Parkinson’s disease (PD) is a chronic neurodegenerative disease that has relatively slow progression with motor symptoms. Leucine-rich repeat kinase 2 (LRRK2) gene mutations and polymorphisms are suggested to be associated with PD. In this study, we aimed to investigate the association between single-nucleotide polymorphisms (SNPs) of the LRRK2 gene, namely, rs11176013, rs10878371, rs11835105, and PD. Genotypes of 132 PD cases and 133 healthy individuals were determined by qRT-PCR. Haplotype analysis was performed. Additionally, LRRK2 mRNA expression levels were determined in 83 PD cases and 55 healthy subjects. The relationship between LRRK2 mRNA levels, the target SNPs, and clinical data was also investigated.
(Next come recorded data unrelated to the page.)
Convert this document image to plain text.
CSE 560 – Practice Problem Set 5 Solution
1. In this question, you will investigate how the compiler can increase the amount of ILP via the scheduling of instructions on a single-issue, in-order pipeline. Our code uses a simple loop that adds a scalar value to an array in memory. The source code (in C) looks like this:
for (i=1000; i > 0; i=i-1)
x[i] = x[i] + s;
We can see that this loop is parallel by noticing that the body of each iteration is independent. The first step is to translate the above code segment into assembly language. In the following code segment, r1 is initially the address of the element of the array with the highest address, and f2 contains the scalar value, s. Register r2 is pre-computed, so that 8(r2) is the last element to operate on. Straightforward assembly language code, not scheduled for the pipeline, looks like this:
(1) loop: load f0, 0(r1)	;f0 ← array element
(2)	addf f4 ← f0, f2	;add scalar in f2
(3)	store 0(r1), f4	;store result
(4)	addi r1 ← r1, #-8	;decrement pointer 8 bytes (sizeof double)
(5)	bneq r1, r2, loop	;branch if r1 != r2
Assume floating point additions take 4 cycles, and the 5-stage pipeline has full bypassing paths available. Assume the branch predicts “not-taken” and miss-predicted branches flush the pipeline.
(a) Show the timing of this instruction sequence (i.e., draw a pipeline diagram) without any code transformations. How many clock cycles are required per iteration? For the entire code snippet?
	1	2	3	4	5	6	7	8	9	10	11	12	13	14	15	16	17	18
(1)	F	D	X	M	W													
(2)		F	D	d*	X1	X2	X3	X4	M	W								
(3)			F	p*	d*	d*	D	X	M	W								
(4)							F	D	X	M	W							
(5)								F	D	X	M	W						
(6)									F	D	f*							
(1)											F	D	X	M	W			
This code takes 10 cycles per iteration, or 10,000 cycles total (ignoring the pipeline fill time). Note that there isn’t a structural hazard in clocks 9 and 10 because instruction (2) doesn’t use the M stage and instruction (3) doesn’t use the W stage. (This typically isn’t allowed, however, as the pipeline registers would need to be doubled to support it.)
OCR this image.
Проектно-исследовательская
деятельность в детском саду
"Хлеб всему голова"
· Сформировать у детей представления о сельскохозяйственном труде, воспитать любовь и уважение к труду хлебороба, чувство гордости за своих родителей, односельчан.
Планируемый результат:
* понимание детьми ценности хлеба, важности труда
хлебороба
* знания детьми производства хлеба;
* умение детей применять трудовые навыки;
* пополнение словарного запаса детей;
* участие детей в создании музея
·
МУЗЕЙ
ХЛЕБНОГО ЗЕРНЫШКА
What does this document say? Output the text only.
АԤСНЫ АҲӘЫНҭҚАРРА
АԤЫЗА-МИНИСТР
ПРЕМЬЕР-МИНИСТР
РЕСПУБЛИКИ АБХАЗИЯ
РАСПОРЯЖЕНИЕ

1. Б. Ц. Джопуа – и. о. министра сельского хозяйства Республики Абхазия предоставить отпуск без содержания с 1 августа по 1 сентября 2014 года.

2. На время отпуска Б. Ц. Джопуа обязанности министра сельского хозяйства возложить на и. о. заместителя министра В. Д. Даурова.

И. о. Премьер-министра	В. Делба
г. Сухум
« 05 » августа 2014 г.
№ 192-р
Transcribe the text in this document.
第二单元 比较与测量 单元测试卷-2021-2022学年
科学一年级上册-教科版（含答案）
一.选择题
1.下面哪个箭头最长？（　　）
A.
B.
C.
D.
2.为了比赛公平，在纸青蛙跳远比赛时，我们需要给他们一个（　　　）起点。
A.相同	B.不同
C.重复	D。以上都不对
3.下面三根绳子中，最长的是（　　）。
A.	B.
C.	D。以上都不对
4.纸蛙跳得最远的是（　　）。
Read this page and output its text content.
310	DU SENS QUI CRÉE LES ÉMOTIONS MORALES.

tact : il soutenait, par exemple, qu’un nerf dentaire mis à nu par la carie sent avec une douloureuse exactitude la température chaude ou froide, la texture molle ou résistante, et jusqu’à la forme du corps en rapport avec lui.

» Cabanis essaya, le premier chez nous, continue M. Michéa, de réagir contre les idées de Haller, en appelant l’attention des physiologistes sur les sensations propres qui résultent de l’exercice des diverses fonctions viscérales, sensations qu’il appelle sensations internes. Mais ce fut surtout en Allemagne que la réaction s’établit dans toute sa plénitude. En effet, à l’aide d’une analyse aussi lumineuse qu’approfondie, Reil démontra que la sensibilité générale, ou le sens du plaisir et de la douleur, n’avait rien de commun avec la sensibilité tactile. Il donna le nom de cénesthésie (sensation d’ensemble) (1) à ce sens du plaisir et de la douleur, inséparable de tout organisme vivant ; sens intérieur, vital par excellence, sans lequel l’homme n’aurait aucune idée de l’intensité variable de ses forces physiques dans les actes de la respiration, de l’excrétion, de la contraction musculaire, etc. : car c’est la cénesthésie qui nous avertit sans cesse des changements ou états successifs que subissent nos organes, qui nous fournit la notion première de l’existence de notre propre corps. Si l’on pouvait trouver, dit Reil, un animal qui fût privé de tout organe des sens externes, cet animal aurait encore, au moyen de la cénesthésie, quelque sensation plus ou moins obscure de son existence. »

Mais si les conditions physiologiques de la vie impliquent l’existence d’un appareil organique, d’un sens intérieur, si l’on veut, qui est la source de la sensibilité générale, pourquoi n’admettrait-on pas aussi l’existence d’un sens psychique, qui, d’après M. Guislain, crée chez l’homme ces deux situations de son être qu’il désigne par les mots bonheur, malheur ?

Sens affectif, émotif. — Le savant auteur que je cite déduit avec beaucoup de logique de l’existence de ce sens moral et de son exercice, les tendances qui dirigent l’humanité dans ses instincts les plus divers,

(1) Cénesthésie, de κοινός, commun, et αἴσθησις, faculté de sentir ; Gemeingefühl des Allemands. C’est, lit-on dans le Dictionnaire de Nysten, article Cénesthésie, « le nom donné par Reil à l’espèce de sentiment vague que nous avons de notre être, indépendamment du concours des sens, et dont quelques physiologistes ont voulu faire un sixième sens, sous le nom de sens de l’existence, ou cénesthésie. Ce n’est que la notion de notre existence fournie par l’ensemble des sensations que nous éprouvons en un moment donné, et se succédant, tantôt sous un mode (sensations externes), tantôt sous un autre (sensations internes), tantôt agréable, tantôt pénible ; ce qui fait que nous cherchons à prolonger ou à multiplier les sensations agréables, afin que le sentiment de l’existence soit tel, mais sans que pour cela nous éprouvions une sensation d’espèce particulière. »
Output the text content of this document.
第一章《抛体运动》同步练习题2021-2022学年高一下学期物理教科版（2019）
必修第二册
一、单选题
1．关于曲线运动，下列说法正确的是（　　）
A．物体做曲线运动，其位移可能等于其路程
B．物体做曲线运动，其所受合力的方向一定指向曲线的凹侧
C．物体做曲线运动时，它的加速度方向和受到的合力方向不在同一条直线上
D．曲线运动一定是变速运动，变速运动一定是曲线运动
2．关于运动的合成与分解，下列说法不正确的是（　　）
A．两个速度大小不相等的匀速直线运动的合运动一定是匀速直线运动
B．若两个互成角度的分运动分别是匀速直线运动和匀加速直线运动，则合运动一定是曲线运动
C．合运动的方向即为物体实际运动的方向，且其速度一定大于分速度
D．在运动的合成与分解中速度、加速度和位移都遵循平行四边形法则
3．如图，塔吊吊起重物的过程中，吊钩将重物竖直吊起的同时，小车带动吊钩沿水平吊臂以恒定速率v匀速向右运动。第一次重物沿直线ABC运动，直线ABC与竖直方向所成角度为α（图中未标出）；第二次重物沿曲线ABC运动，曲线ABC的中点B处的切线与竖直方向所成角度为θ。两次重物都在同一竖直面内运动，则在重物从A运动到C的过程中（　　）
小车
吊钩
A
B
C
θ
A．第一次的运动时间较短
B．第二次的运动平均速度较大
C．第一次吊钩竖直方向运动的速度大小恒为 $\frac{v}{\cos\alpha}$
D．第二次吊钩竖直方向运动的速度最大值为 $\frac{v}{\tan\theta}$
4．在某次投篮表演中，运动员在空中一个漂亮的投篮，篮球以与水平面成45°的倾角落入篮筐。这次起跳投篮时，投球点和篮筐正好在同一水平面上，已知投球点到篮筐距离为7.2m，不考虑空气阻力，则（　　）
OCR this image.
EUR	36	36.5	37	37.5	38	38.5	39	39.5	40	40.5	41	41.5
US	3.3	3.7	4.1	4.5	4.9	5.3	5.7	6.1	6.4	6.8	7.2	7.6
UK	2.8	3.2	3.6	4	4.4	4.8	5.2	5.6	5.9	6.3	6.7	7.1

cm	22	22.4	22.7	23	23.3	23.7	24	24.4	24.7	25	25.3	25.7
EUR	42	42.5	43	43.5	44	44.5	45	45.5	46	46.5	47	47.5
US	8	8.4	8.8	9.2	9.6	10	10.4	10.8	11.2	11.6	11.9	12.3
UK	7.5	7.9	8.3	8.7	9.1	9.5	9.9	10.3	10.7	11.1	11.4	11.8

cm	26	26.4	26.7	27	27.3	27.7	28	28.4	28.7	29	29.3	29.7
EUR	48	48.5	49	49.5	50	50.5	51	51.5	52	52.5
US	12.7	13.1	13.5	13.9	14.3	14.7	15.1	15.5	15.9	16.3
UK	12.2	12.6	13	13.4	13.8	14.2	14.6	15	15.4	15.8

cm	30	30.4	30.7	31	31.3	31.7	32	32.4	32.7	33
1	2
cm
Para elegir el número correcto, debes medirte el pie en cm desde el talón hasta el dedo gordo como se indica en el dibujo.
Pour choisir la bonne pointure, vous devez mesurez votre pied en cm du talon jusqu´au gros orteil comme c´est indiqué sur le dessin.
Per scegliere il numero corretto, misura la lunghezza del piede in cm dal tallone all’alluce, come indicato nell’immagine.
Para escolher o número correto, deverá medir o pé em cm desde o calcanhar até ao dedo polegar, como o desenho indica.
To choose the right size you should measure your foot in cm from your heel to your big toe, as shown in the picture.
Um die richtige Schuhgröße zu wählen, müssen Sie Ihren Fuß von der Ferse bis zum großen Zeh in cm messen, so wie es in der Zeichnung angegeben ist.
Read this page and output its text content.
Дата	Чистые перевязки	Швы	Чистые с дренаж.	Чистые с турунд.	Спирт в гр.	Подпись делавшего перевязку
Our results indicated that the “GG” genotype and “G” allele of rs11176013 and the “CC” genotype and “C” allele of rs10878371 were more frequent in cases. The “GCG” haplotype was significantly more frequent in cases. LRRK2 mRNA expression levels in patients were significantly lower than those in healthy individuals. The patients with the “CC” genotype for rs10878371 and the “GG” genotype for rs11176013 had decreased LRRK2 mRNA levels. We found that the rs11176013 “GG” genotype and the rs10878371 “CC” genotype were less frequently seen in cases with akinetic rigid or combined akinetic rigid and tremor-dominant initial symptoms. Consequently, our results demonstrate that the rs11176013 and rs10878371 polymorphisms are associated with PD in a Turkish cohort, and moreover, these results suggest that these polymorphisms may affect the expression of the LRRK2 gene and disease progression and thus play a role in the pathogenesis of PD.

帕金森病 (PD) 是一种慢性神经退行性疾病，具有运动症状的进展相对缓慢。富含亮氨酸的重复激酶 2 (LRRK2)基因突变和多态性被认为与 PD 相关。在这项研究中，我们旨在研究LRRK2基因的单核苷酸多态性 (SNP) 之间的关联，即 rs11176013、rs10878371、rs11835105 和 PD。通过 qRT-PCR 确定 132 例 PD 病例和 133 例健康个体的基因型。进行了单倍型分析。此外，在 83 名 PD 病例和 55 名健康受试者中测定了LRRK2 mRNA 表达水平。LRRK2之间的关系还研究了 mRNA 水平、目标 SNP 和临床数据。我们的结果表明，rs11176013的“GG”基因型和“G”等位基因以及rs10878371的“CC”基因型和“C”等位基因在病例中更为常见。“GCG”单倍型在病例中明显更频繁。患者的LRRK2 mRNA表达水平显着低于健康个体。rs10878371为“CC”基因型和rs11176013为“GG”基因型的患者LRRK2降低mRNA水平。我们发现 rs11176013 “GG” 基因型和 rs10878371 “CC” 基因型在运动僵硬或结合运动僵硬和震颤为主的初始症状的病例中较少见。因此，我们的研究结果表明 rs11176013 和 rs10878371 多态性与土耳其队列中的 PD 相关，此外，这些结果表明这些多态性可能影响LRRK2基因的表达和疾病进展，从而在 PD 的发病机制中发挥作用.